From Harm is about a dystopian society aiming to weed out people who display “deviant” behavior by sending them to correction camps to prevent mass homicides and crimes. The system’s flaws become evident when the child of a Latino senator is shipped off to a correction camp after displaying a mild form of “deviant” behavior. Three separate stories follow the senator, his wife, and a group of people trying to escape the correction camps, who come together to reflect the immigration crisis in the U.S.

“I think one of the reasons I love Sci-Fi is because you really can explore political themes in kind of an alternate reality, and experiment with the ‘what if’s’ and reflect different scenarios of what could happen if the world keeps heading in a certain direction,” Cabrera-Contaoi said.

The annual Big Break Screenwriting Contest was created in 2005 by the screenwriting software application company Final Draft to honor up-and-coming screenwriters. Contestants from all over the world are eligible to submit their original scripts for feature film and television screenplays to one of the various subcategories among the Feature and Television categories. Scripts are accepted on four deadlines between March and July, and the finalists of each of the six rounds are announced via email from September through December.

“I had not been paying any attention in the first two rounds,” Cabrera-Cataoi said. I had been receiving the emails and I finally opened the top 10 email. I was looking through and I saw my name and I was in shock because I had no idea I had been placing in the last two rounds before that.”

Cabrera-Contaoi said she was inspired by the television adaptation of the book The Handmaid’s Tale because, as a mother, she could relate to the show’s main character, June.

“When they do [the] flashbacks in the show, they show how that character was complacent,” Cabrera-Contaoi said. “In her reflections, I think she realized that she should’ve fought harder not only for herself but for other people because if you don’t then it can happen to you. I definitely carried that theme into From Harm with my two main characters who were part of a privileged class and had kind of turned their head on what was happening until it happened to them.”

Associate visual and media arts professor Jim Macak, who taught Writing Series Television in spring 2019, said that Cabrera-Contaoi’s pilot had intrigued him and her classmates.

“A lot of the students [and I] were really interested in how she managed to take this science fiction element and give it a very contemporary spin with the persecution of immigrants in this country,” Macak said.

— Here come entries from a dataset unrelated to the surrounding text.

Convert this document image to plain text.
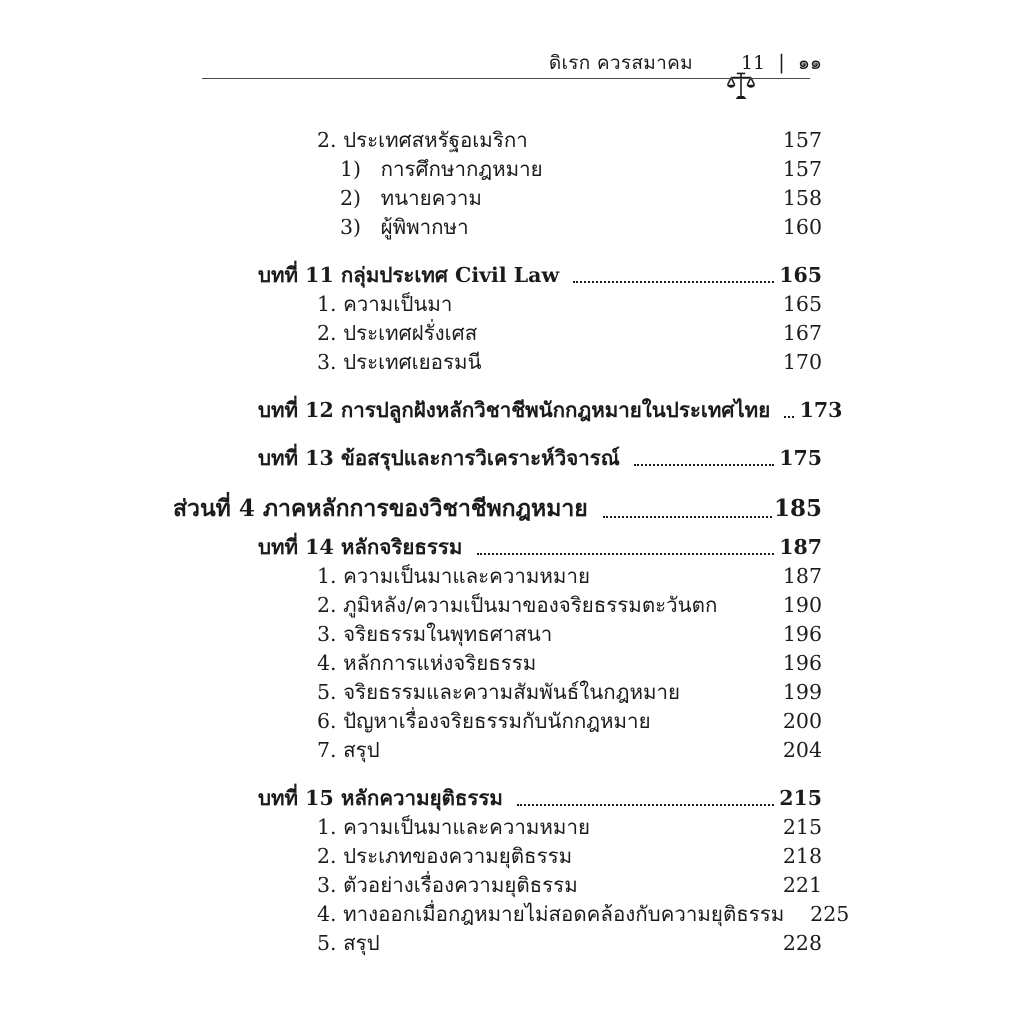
ดิเรก ควรสมาคม

	11 | ๑๑
2. ประเทศสหรัฐอเมริกา	157
1)   การศึกษากฎหมาย	157
2)   ทนายความ	158
3)   ผู้พิพากษา	160
บทที่ 11 กลุ่มประเทศ Civil Law	165
1. ความเป็นมา	165
2. ประเทศฝรั่งเศส	167
3. ประเทศเยอรมนี	170
บทที่ 12 การปลูกฝังหลักวิชาชีพนักกฎหมายในประเทศไทย 173
บทที่ 13 ข้อสรุปและการวิเคราะห์วิจารณ์	175
ส่วนที่ 4 ภาคหลักการของวิชาชีพกฎหมาย	185
บทที่ 14 หลักจริยธรรม	187
1. ความเป็นมาและความหมาย	187
2. ภูมิหลัง/ความเป็นมาของจริยธรรมตะวันตก	190
3. จริยธรรมในพุทธศาสนา	196
4. หลักการแห่งจริยธรรม	196
5. จริยธรรมและความสัมพันธ์ในกฎหมาย	199
6. ปัญหาเรื่องจริยธรรมกับนักกฎหมาย	200
7. สรุป	204
บทที่ 15 หลักความยุติธรรม	215
1. ความเป็นมาและความหมาย	215
2. ประเภทของความยุติธรรม	218
3. ตัวอย่างเรื่องความยุติธรรม	221
4. ทางออกเมื่อกฎหมายไม่สอดคล้องกับความยุติธรรม	225
5. สรุป	228
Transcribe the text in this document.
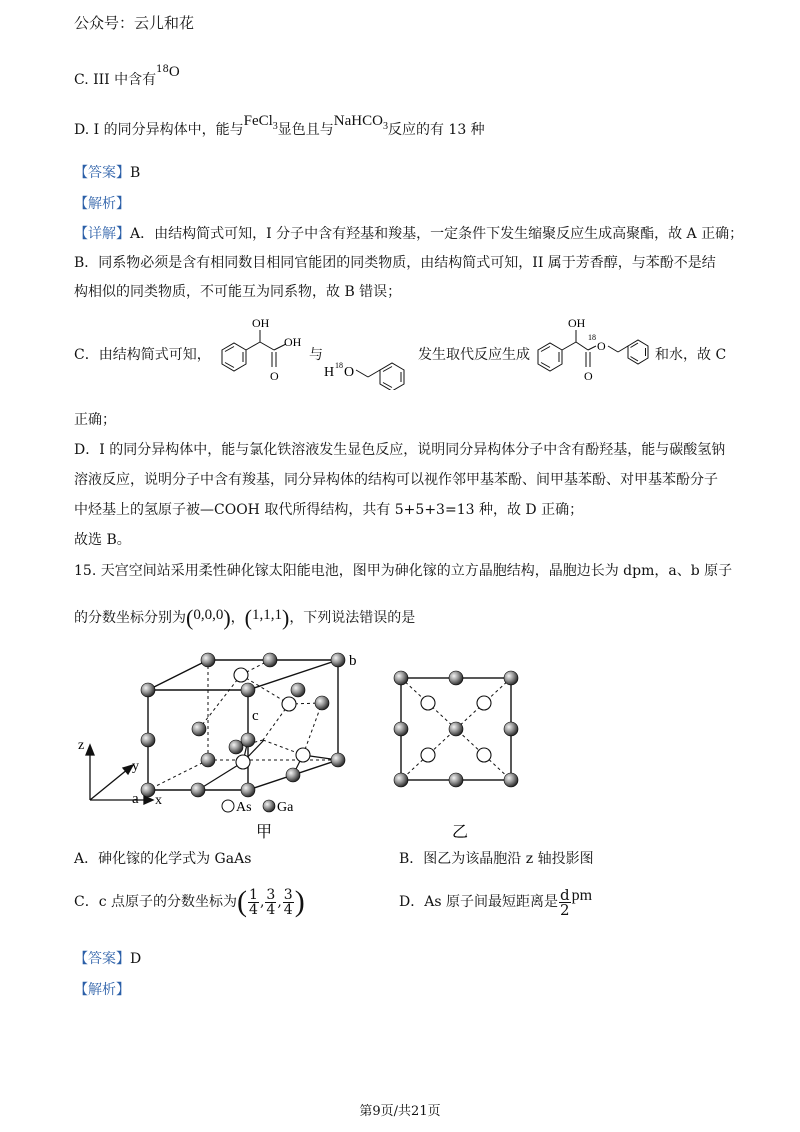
公众号：云儿和花
C. III 中含有$^{18}$O
D. I 的同分异构体中，能与FeCl$_3$显色且与NaHCO$_3$反应的有 13 种
【答案】B
【解析】
【详解】A．由结构简式可知，I 分子中含有羟基和羧基，一定条件下发生缩聚反应生成高聚酯，故 A 正确；
B．同系物必须是含有相同数目相同官能团的同类物质，由结构简式可知，II 属于芳香醇，与苯酚不是结
构相似的同类物质，不可能互为同系物，故 B 错误；
C．由结构简式可知，
OH
OH
O
与
H 18 O
发生取代反应生成
OH
18
O
O
和水，故 C
正确；
D．I 的同分异构体中，能与氯化铁溶液发生显色反应，说明同分异构体分子中含有酚羟基，能与碳酸氢钠
溶液反应，说明分子中含有羧基，同分异构体的结构可以视作邻甲基苯酚、间甲基苯酚、对甲基苯酚分子
中烃基上的氢原子被—COOH 取代所得结构，共有 5+5+3=13 种，故 D 正确；
故选 B。
15. 天宫空间站采用柔性砷化镓太阳能电池，图甲为砷化镓的立方晶胞结构，晶胞边长为 dpm，a、b 原子
的分数坐标分别为(0,0,0)，(1,1,1)，下列说法错误的是
b
c
a
z
x
y
As Ga
甲	乙
A．砷化镓的化学式为 GaAs	B．图乙为该晶胞沿 z 轴投影图
C．c 点原子的分数坐标为 ( $\frac{1}{4}$ , $\frac{3}{4}$ , $\frac{3}{4}$ )	D．As 原子间最短距离是 $\frac{d}{2}$ pm
【答案】D
【解析】
第9页/共21页
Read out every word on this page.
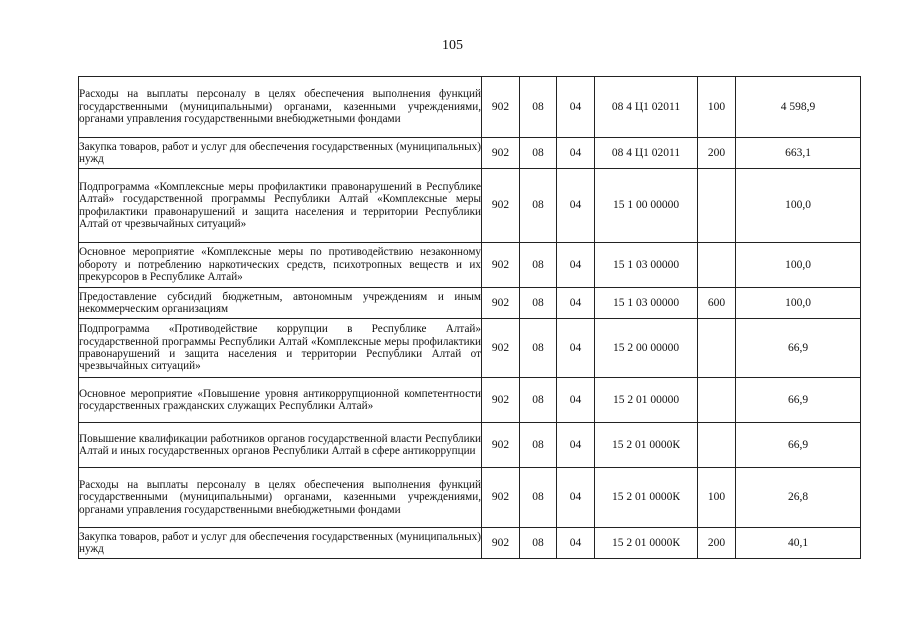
105
Расходы на выплаты персоналу в целях обеспечения выполнения функций государственными (муниципальными) органами, казенными учреждениями, органами управления государственными внебюджетными фондами	902	08	04	08 4 Ц1 02011	100	4 598,9
Закупка товаров, работ и услуг для обеспечения государственных (муниципальных) нужд	902	08	04	08 4 Ц1 02011	200	663,1
Подпрограмма «Комплексные меры профилактики правонарушений в Республике Алтай» государственной программы Республики Алтай «Комплексные меры профилактики правонарушений и защита населения и территории Республики Алтай от чрезвычайных ситуаций»	902	08	04	15 1 00 00000		100,0
Основное мероприятие «Комплексные меры по противодействию незаконному обороту и потреблению наркотических средств, психотропных веществ и их прекурсоров в Республике Алтай»	902	08	04	15 1 03 00000		100,0
Предоставление субсидий бюджетным, автономным учреждениям и иным некоммерческим организациям	902	08	04	15 1 03 00000	600	100,0
Подпрограмма «Противодействие коррупции в Республике Алтай» государственной программы Республики Алтай «Комплексные меры профилактики правонарушений и защита населения и территории Республики Алтай от чрезвычайных ситуаций»	902	08	04	15 2 00 00000		66,9
Основное мероприятие «Повышение уровня антикоррупционной компетентности государственных гражданских служащих Республики Алтай»	902	08	04	15 2 01 00000		66,9
Повышение квалификации работников органов государственной власти Республики Алтай и иных государственных органов Республики Алтай в сфере антикоррупции	902	08	04	15 2 01 0000К		66,9
Расходы на выплаты персоналу в целях обеспечения выполнения функций государственными (муниципальными) органами, казенными учреждениями, органами управления государственными внебюджетными фондами	902	08	04	15 2 01 0000К	100	26,8
Закупка товаров, работ и услуг для обеспечения государственных (муниципальных) нужд	902	08	04	15 2 01 0000К	200	40,1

Macak said Cabrera-Contaoi’s original script outline concerned him, since the pilot followed three separate stories that come together, but he was impressed by the final outcome.

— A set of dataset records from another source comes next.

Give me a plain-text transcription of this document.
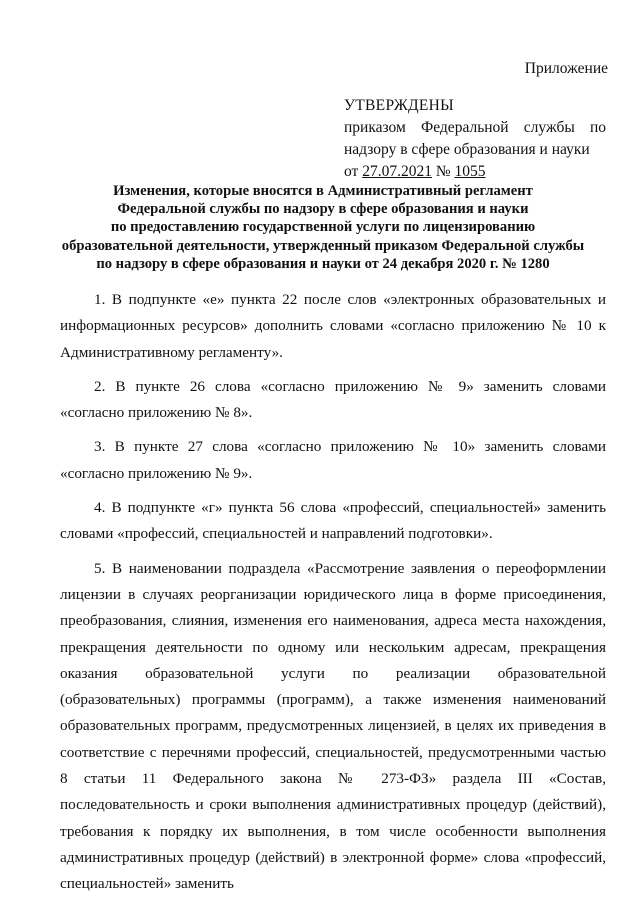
Приложение
УТВЕРЖДЕНЫ
приказом Федеральной службы по надзору в сфере образования и науки
от 27.07.2021 № 1055
Изменения, которые вносятся в Административный регламент
Федеральной службы по надзору в сфере образования и науки
по предоставлению государственной услуги по лицензированию
образовательной деятельности, утвержденный приказом Федеральной службы
по надзору в сфере образования и науки от 24 декабря 2020 г. № 1280

1. В подпункте «е» пункта 22 после слов «электронных образовательных и информационных ресурсов» дополнить словами «согласно приложению № 10 к Административному регламенту».

2. В пункте 26 слова «согласно приложению № 9» заменить словами «согласно приложению № 8».

3. В пункте 27 слова «согласно приложению № 10» заменить словами «согласно приложению № 9».

4. В подпункте «г» пункта 56 слова «профессий, специальностей» заменить словами «профессий, специальностей и направлений подготовки».

5. В наименовании подраздела «Рассмотрение заявления о переоформлении лицензии в случаях реорганизации юридического лица в форме присоединения, преобразования, слияния, изменения его наименования, адреса места нахождения, прекращения деятельности по одному или нескольким адресам, прекращения оказания образовательной услуги по реализации образовательной (образовательных) программы (программ), а также изменения наименований образовательных программ, предусмотренных лицензией, в целях их приведения в соответствие с перечнями профессий, специальностей, предусмотренными частью 8 статьи 11 Федерального закона № 273-ФЗ» раздела III «Состав, последовательность и сроки выполнения административных процедур (действий), требования к порядку их выполнения, в том числе особенности выполнения административных процедур (действий) в электронной форме» слова «профессий, специальностей» заменить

Macak said Cabrera-Contaoi was a terrific writer and collaborator, always eager to receive feedback and improve her work.

“One thing that really struck me about [Cabrera-Contaoi] is that she really appreciates feedback and she would do total rewrites if necessary, if she felt it would improve the script,” Macak said. “And that, to me, is a primary quality for any scriptwriter in this business because you’re going to get a ton of notes and how you react to [them] is really telling.”

Cabrera-Contaoi’s mother Gabriela Hill said she loves how Cabrera-Contaoi writes about people of diverse backgrounds and is proud that she is achieving her goals.

“I love that her stories are from the soul,” Hill said. “She has a great imagination [and] she loves the diversity of humans in every regard. She’s truly enjoying [what she’s doing]. She likes to read and write and produce…I’m a lot older and I still feel like I don’t know what I want to do when I grow up, but she does.”

Cabrera-Contaoi lives in Santa Monica, California with her husband and four-year-old son. She works full-time at Xandr as a product management consultant for the advertising company. Cabrera-Contaoi said she does most of her screenwriting in her Emerson classes.

“I fell in love with that part of the process of screenwriting and it really became a way that I process the world,” Cabrera-Contaoi said. “Screenwriting is definitely a part of me now, it’s not something that I ever want to stop doing, even if I don’t get paid for it.”